What is the smallest integer #n# such that #n! = m cdot 10^(2016)#?

1 Answer
Oct 4, 2016

#n=8075#

Explanation:

Let #v_p(k)# be the multiplicity of #p# as a factor of #k#. That is, #v_p(k)# is the greatest integer such that #p^(v_p(k))|k#.


Observations:

  • For any #k in ZZ^+# and #p# prime, we have #v_p(k!) = sum_(i = 1)^k v_p(i)#
    (This can be easily proven by induction)

  • For any integer #k > 1#, we have #v_2(k!) > v_5(k!)#.
    (This is intuitive, as multiples of powers of #2# occur more frequently than multiples of equivalent powers of #5#, and may be proven rigorously using a similar argument)

  • For #j, k in ZZ^+#, we have #j|k <=> v_p(j) <= v_p(k)# for any prime divisor #p# of #j#.


Proceeding, our goal is to find the least integer #n# such that #10^2016|n!#. As #10^2016 = 2^2016xx5^2016#, then by the third observation, we need only confirm that #2016 <=v_2(n!)# and #2016 <= v_5(n!)#. The second observation means that the latter implies the former. Thus, it is sufficient to find the least integer #n# such that #v_5(n!) = sum_(i=1)^nv_5(i) >= 2016#.


To find #n# we will make an observation which will allow us to calculate #v_5(5^k!)#.

Between #1# and #5^k#, there are #5^k/5# multiples of #5#, each of which contribute at least #1# to the sum #sum_(i=1)^(5^k)v_5(i)#. There are also #5^k/25# multiples of #25#, each of which contribute an additional #1# to the sum after the initial count. We can proceed in this manner until we reach a single multiple of #5^k# (which is #5^k# itself), which has contributed #k# times to the sum.

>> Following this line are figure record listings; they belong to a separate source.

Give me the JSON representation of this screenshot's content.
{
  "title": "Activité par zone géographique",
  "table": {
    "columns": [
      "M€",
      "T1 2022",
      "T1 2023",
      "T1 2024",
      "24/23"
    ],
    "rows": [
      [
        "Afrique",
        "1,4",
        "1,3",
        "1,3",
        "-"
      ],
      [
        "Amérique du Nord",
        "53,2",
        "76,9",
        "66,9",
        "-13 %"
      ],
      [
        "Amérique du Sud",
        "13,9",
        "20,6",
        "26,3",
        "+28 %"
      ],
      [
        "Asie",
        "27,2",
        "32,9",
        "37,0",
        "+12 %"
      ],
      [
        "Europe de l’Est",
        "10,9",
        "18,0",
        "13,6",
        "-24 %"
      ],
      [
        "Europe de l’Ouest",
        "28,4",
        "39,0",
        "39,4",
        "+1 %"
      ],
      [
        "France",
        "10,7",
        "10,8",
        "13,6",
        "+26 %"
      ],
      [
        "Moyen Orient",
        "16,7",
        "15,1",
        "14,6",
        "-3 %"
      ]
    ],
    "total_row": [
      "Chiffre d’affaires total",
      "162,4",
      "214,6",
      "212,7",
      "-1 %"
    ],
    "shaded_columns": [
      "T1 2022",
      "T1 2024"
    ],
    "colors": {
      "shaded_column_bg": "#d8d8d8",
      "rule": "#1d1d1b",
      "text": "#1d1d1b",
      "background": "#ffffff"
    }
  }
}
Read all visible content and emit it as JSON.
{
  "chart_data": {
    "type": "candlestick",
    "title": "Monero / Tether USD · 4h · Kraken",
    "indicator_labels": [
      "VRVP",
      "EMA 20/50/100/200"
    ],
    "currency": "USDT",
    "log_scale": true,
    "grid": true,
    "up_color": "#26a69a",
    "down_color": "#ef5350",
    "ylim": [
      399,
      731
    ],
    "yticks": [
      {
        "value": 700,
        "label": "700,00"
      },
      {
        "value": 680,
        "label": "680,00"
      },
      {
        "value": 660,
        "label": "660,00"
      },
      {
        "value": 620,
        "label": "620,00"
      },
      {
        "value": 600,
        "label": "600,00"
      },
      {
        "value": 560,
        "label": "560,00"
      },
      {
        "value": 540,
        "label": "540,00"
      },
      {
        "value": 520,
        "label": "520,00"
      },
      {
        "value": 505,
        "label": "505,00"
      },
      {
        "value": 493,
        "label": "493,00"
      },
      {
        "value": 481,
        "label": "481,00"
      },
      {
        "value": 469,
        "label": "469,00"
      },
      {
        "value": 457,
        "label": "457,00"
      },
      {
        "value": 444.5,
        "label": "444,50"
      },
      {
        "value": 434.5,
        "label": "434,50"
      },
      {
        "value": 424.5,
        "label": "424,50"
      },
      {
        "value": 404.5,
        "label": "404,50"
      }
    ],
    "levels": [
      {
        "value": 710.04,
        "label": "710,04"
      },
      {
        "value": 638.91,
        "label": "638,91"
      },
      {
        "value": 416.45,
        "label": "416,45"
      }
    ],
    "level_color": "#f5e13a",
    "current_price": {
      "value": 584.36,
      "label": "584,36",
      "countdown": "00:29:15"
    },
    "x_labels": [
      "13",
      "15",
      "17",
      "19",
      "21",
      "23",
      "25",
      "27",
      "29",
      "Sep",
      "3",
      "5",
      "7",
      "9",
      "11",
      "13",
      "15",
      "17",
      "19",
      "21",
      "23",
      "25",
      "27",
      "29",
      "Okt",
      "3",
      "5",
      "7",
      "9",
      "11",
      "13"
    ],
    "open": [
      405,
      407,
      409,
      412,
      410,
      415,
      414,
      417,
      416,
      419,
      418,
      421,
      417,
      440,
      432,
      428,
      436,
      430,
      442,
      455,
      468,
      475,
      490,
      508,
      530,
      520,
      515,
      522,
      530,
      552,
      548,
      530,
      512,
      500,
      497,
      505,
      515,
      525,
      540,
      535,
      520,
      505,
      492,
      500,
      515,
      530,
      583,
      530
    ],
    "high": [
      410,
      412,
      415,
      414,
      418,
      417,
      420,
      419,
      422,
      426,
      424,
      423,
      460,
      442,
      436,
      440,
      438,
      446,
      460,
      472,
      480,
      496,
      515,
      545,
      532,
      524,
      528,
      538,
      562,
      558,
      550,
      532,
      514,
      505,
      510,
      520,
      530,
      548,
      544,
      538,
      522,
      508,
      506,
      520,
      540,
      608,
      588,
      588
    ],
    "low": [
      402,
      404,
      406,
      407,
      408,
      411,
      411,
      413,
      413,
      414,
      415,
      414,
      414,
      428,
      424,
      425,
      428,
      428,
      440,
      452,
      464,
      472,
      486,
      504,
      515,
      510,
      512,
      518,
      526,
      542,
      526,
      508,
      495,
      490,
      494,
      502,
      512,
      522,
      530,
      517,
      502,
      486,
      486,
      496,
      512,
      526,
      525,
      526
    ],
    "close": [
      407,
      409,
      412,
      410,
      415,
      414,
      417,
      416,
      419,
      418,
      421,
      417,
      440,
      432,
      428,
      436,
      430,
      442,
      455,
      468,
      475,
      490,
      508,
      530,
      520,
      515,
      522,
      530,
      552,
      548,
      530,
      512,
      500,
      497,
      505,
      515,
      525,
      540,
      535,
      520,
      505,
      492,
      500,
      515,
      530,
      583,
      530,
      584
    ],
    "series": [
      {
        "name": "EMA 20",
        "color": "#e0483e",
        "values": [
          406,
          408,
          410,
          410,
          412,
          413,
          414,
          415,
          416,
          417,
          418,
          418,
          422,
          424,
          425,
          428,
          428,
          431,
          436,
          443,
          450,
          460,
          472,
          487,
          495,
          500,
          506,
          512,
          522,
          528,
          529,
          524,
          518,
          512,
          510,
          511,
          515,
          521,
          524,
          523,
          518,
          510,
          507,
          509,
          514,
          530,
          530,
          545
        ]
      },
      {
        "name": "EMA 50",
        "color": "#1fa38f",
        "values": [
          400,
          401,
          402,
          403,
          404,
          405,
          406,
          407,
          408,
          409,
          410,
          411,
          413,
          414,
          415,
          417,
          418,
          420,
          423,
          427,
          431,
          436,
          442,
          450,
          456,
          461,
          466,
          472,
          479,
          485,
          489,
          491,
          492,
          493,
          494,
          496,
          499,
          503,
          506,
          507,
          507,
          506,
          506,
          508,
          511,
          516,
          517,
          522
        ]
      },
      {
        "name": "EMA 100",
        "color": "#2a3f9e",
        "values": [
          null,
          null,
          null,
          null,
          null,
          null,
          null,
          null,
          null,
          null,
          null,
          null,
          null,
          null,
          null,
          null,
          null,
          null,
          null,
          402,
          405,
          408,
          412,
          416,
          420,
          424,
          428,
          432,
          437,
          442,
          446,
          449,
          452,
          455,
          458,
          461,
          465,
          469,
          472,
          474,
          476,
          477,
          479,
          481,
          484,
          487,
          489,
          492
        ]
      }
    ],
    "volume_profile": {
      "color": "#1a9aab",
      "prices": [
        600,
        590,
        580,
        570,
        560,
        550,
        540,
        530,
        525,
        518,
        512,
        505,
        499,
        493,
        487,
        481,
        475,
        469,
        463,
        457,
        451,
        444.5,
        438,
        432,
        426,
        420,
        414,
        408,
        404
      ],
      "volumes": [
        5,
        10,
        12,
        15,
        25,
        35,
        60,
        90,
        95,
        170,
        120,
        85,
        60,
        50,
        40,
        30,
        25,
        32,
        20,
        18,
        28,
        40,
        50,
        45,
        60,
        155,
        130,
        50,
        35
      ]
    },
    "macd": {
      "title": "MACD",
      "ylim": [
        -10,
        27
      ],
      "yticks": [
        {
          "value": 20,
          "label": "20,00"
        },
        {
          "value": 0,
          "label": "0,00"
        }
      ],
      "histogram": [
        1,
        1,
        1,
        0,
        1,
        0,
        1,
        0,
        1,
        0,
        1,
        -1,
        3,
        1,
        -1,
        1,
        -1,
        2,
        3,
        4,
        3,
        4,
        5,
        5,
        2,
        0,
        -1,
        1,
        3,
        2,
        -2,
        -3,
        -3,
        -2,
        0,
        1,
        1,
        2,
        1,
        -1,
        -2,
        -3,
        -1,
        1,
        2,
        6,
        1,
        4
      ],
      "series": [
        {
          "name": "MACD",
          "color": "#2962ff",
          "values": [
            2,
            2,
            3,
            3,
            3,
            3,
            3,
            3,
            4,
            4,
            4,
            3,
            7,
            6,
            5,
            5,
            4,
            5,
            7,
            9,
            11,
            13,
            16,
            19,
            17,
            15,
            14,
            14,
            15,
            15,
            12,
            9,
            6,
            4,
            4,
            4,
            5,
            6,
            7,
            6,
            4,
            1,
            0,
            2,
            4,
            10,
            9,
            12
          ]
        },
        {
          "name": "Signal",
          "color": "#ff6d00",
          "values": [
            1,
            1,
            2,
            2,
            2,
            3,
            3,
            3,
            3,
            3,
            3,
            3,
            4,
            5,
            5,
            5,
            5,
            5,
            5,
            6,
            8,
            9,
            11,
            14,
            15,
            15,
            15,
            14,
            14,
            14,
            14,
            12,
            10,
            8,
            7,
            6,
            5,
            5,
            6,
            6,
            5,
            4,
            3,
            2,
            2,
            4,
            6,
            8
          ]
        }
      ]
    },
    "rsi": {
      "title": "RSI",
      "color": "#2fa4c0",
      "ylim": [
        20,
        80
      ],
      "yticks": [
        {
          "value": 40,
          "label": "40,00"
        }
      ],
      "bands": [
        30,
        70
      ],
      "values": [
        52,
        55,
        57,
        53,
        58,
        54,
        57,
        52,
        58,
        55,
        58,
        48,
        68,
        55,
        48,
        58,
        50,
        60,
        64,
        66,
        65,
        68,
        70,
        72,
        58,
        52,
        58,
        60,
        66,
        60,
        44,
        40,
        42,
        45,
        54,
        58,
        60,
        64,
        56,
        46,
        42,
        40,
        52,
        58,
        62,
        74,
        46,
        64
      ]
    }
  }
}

Calculating the sum in this manner, we have

#v_5(5^k!) = sum_(i=1)^(5^k)v_5(i)=sum_(i=1)^(k)5^k/5^i=sum_(i=1)^k5^(k-i)=sum_(i=0)^(k-1)5^i=(5^k-1)/(5-1)#

Thus, we find that #v_5(5^k!) = (5^k-1)/4#


Finally, we will find #n# such that #v_5(n!) = 2016#. If we calculate #v_5(5^k!)# for several values of #k#, we find

#v_5(5^1) = 1#
#v_5(5^2) = 6#
#v_5(5^3) = 31#
#v_5(5^4) = 156#
#v_5(5^5) = 781#

As #2016 = 2(781)+2(156)+4(31)+3(6)#, #n# needs two "blocks" of #5^5#, two of #5^4#, four of #5^3#, and three of #5^2#. Thus, we get

#n = 2(5^5)+2(5^4)+4(5^3)+3(5^2) = 8075#

A computer can quickly verify that #sum_(i=1)^(8075)v_5(i)=2016#. Thus #10^2016 | 8075!#, and as #5|8075!# with multiplicity #2016# and #5|8075#, it is clear that no lesser value will suffice.